Conservative politicians, funding sources and think-tank writers assert commonly that the venture capital and private equity/leveraged buyout boom in the 1980s was driven the enactment of the Reagan Economic Recovery Tax Act of 1981 (ERTA), one provision of which was to reduce the top tax rate on capital gains to 20% from 28%. This reduction, conservatives claim, was large enough to influence investors to change their investment strategies to create the private equity boom of the early 1980s. Unfortunately, this claim is false. If only stimulating this type of investment was that easy!
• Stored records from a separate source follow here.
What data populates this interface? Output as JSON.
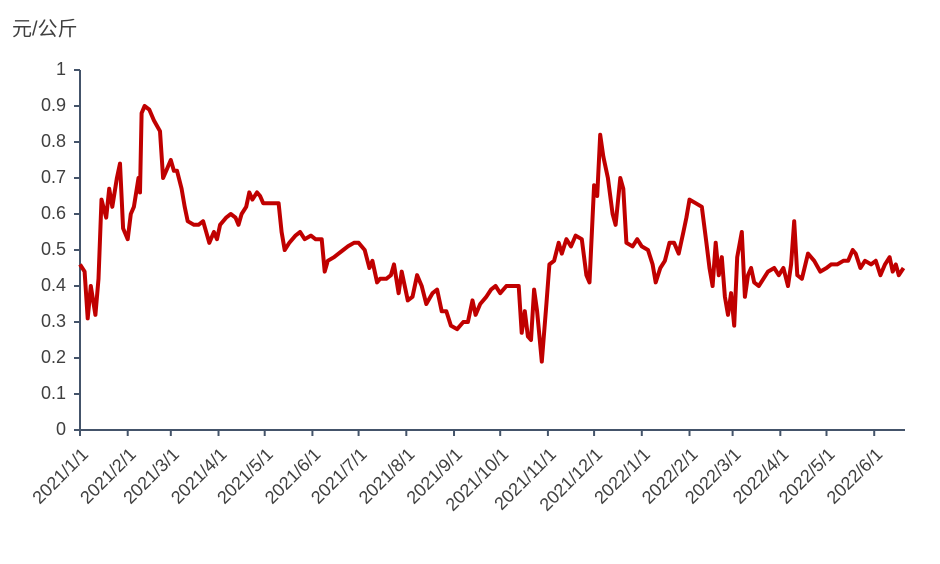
{
  "chart_data": {
    "type": "line",
    "y_label": "元/公斤",
    "x": [
      "2021/1/1",
      "2021/1/4",
      "2021/1/6",
      "2021/1/8",
      "2021/1/11",
      "2021/1/13",
      "2021/1/15",
      "2021/1/18",
      "2021/1/20",
      "2021/1/22",
      "2021/1/25",
      "2021/1/27",
      "2021/1/29",
      "2021/2/1",
      "2021/2/3",
      "2021/2/5",
      "2021/2/8",
      "2021/2/9",
      "2021/2/10",
      "2021/2/12",
      "2021/2/15",
      "2021/2/18",
      "2021/2/22",
      "2021/2/24",
      "2021/2/26",
      "2021/3/1",
      "2021/3/3",
      "2021/3/5",
      "2021/3/8",
      "2021/3/10",
      "2021/3/12",
      "2021/3/16",
      "2021/3/19",
      "2021/3/22",
      "2021/3/24",
      "2021/3/26",
      "2021/3/29",
      "2021/3/31",
      "2021/4/2",
      "2021/4/6",
      "2021/4/9",
      "2021/4/12",
      "2021/4/14",
      "2021/4/16",
      "2021/4/19",
      "2021/4/21",
      "2021/4/23",
      "2021/4/26",
      "2021/4/28",
      "2021/4/30",
      "2021/5/6",
      "2021/5/10",
      "2021/5/12",
      "2021/5/14",
      "2021/5/17",
      "2021/5/19",
      "2021/5/21",
      "2021/5/24",
      "2021/5/27",
      "2021/5/31",
      "2021/6/3",
      "2021/6/7",
      "2021/6/9",
      "2021/6/11",
      "2021/6/15",
      "2021/6/18",
      "2021/6/21",
      "2021/6/24",
      "2021/6/28",
      "2021/7/1",
      "2021/7/5",
      "2021/7/8",
      "2021/7/10",
      "2021/7/13",
      "2021/7/15",
      "2021/7/19",
      "2021/7/22",
      "2021/7/24",
      "2021/7/27",
      "2021/7/29",
      "2021/8/2",
      "2021/8/5",
      "2021/8/8",
      "2021/8/11",
      "2021/8/14",
      "2021/8/18",
      "2021/8/21",
      "2021/8/24",
      "2021/8/27",
      "2021/8/30",
      "2021/9/3",
      "2021/9/7",
      "2021/9/10",
      "2021/9/13",
      "2021/9/15",
      "2021/9/18",
      "2021/9/22",
      "2021/9/25",
      "2021/9/28",
      "2021/10/1",
      "2021/10/5",
      "2021/10/9",
      "2021/10/13",
      "2021/10/15",
      "2021/10/17",
      "2021/10/19",
      "2021/10/21",
      "2021/10/23",
      "2021/10/25",
      "2021/10/28",
      "2021/10/31",
      "2021/11/2",
      "2021/11/5",
      "2021/11/8",
      "2021/11/10",
      "2021/11/13",
      "2021/11/16",
      "2021/11/19",
      "2021/11/23",
      "2021/11/26",
      "2021/11/28",
      "2021/12/1",
      "2021/12/3",
      "2021/12/5",
      "2021/12/7",
      "2021/12/10",
      "2021/12/13",
      "2021/12/15",
      "2021/12/18",
      "2021/12/20",
      "2021/12/22",
      "2021/12/26",
      "2021/12/29",
      "2022/1/1",
      "2022/1/5",
      "2022/1/8",
      "2022/1/10",
      "2022/1/13",
      "2022/1/16",
      "2022/1/19",
      "2022/1/22",
      "2022/1/25",
      "2022/1/28",
      "2022/1/30",
      "2022/2/1",
      "2022/2/5",
      "2022/2/9",
      "2022/2/12",
      "2022/2/14",
      "2022/2/16",
      "2022/2/18",
      "2022/2/20",
      "2022/2/22",
      "2022/2/24",
      "2022/2/26",
      "2022/2/28",
      "2022/3/2",
      "2022/3/4",
      "2022/3/7",
      "2022/3/9",
      "2022/3/11",
      "2022/3/13",
      "2022/3/15",
      "2022/3/18",
      "2022/3/21",
      "2022/3/24",
      "2022/3/28",
      "2022/3/31",
      "2022/4/3",
      "2022/4/6",
      "2022/4/8",
      "2022/4/10",
      "2022/4/12",
      "2022/4/15",
      "2022/4/19",
      "2022/4/23",
      "2022/4/27",
      "2022/5/1",
      "2022/5/4",
      "2022/5/8",
      "2022/5/12",
      "2022/5/15",
      "2022/5/18",
      "2022/5/20",
      "2022/5/23",
      "2022/5/26",
      "2022/5/30",
      "2022/6/2",
      "2022/6/5",
      "2022/6/8",
      "2022/6/11",
      "2022/6/13",
      "2022/6/15",
      "2022/6/17",
      "2022/6/20"
    ],
    "series": [
      {
        "color": "#c00000",
        "values": [
          0.46,
          0.44,
          0.31,
          0.4,
          0.32,
          0.42,
          0.64,
          0.59,
          0.67,
          0.62,
          0.7,
          0.74,
          0.56,
          0.53,
          0.6,
          0.62,
          0.7,
          0.66,
          0.88,
          0.9,
          0.89,
          0.86,
          0.83,
          0.7,
          0.72,
          0.75,
          0.72,
          0.72,
          0.67,
          0.62,
          0.58,
          0.57,
          0.57,
          0.58,
          0.55,
          0.52,
          0.55,
          0.53,
          0.57,
          0.59,
          0.6,
          0.59,
          0.57,
          0.6,
          0.62,
          0.66,
          0.64,
          0.66,
          0.65,
          0.63,
          0.63,
          0.63,
          0.55,
          0.5,
          0.52,
          0.53,
          0.54,
          0.55,
          0.53,
          0.54,
          0.53,
          0.53,
          0.44,
          0.47,
          0.48,
          0.49,
          0.5,
          0.51,
          0.52,
          0.52,
          0.5,
          0.45,
          0.47,
          0.41,
          0.42,
          0.42,
          0.43,
          0.46,
          0.38,
          0.44,
          0.36,
          0.37,
          0.43,
          0.4,
          0.35,
          0.38,
          0.39,
          0.33,
          0.33,
          0.29,
          0.28,
          0.3,
          0.3,
          0.36,
          0.32,
          0.35,
          0.37,
          0.39,
          0.4,
          0.38,
          0.4,
          0.4,
          0.4,
          0.27,
          0.33,
          0.26,
          0.25,
          0.39,
          0.33,
          0.19,
          0.35,
          0.46,
          0.47,
          0.52,
          0.49,
          0.53,
          0.51,
          0.54,
          0.53,
          0.43,
          0.41,
          0.68,
          0.65,
          0.82,
          0.76,
          0.7,
          0.6,
          0.57,
          0.7,
          0.67,
          0.52,
          0.51,
          0.53,
          0.51,
          0.5,
          0.46,
          0.41,
          0.45,
          0.47,
          0.52,
          0.52,
          0.49,
          0.55,
          0.59,
          0.64,
          0.63,
          0.62,
          0.52,
          0.45,
          0.4,
          0.52,
          0.43,
          0.48,
          0.37,
          0.32,
          0.38,
          0.29,
          0.48,
          0.55,
          0.37,
          0.43,
          0.45,
          0.41,
          0.4,
          0.42,
          0.44,
          0.45,
          0.43,
          0.45,
          0.4,
          0.46,
          0.58,
          0.43,
          0.42,
          0.49,
          0.47,
          0.44,
          0.45,
          0.46,
          0.46,
          0.47,
          0.47,
          0.5,
          0.49,
          0.45,
          0.47,
          0.46,
          0.47,
          0.43,
          0.46,
          0.48,
          0.44,
          0.46,
          0.43,
          0.45
        ]
      }
    ],
    "xlim": [
      "2021/1/1",
      "2022/6/21"
    ],
    "xticks": [
      "2021/1/1",
      "2021/2/1",
      "2021/3/1",
      "2021/4/1",
      "2021/5/1",
      "2021/6/1",
      "2021/7/1",
      "2021/8/1",
      "2021/9/1",
      "2021/10/1",
      "2021/11/1",
      "2021/12/1",
      "2022/1/1",
      "2022/2/1",
      "2022/3/1",
      "2022/4/1",
      "2022/5/1",
      "2022/6/1"
    ],
    "ylim": [
      0,
      1
    ],
    "yticks": [
      0,
      0.1,
      0.2,
      0.3,
      0.4,
      0.5,
      0.6,
      0.7,
      0.8,
      0.9,
      1
    ]
  }
}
Here’s why that claim is false. First, most (at least 80%) of the growth of investor commitments to institutional VC and LBO funds (Private Equity funds were called Leveraged Buyout Funds in those days—before the collapse of their investments in the latter half of the 1980s) was the increase in commitments by college and university endowments and pension funds. Those institutions pay no taxes on their earnings or capital gains. Therefore, changes to tax rates on their income or capital gains affected neither their investment outcomes nor their investment behavior. Okay, so what did drive this boom?
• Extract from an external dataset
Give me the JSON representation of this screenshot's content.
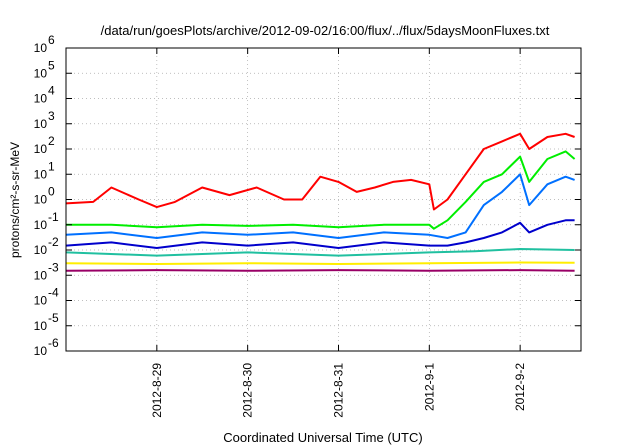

In 1974, Congress passed the Employment Retirement Investment Securities Act (ERISA). One of the provisions, the “prudent man” rule, of this act was to restrict pension funds and endowments to investments in marketable securities traded on “public” exchanges. This provision excluded, therefore, real estate, private equity, venture capital, commodities futures and options, and options on the behavior of stocks or markets. In 1975, investments in PE/VC funds cratered to $10 million. In 1978, this restriction was relaxed to permit investment of up to 10% of total assets in so-called “alternative investments”. To get an idea of how small the VC/PE industry was in 1977, commitments to such funds totaled $39 million (vs. $20 Billion in VC alone for Q3, 2012)1. Commitments, after ERISA was amended in 1978, totaled $570 million, and increase of 1,500%. In the ensuing decade, annual commitments to PE (LBO in those days) funds grew from $2.4 Billion in 1980 to $21.9 Billion in 1989. Commitments to VC funds grew from $3 Billion in 1979 (up from $570 million in 1978) to $31 Billion in 1989. Changes in tax rates had no effect on this growth.
To gauge the effect of tax rate changes on this growth, just examine commitments to VC and PE funds during the period from 1981, when ERTA was enacted, to 1985. Capital commitments in 1980 to VC funds approximated $3 Billion and to PE Funds, $2.4 Billion. In 1985, total commitments to VC funds approximated $3.7 Billion, a hard-to-believe-because-it’s-so-large annual increase of 4.28%, unadjusted for inflation, which was 8-10% per year during that period. Total commitments to PE funds approximated $3.0 Billion, another amazing annual growth of 3%, unadjusted for inflation. Clearly, changes to tax rates may affect the behaviors of individual investors, but changes to tax rates do not affect institutional investors because they don’t pay taxes and institutions supply the vast majority of investment funds to private equity and venture capital funds!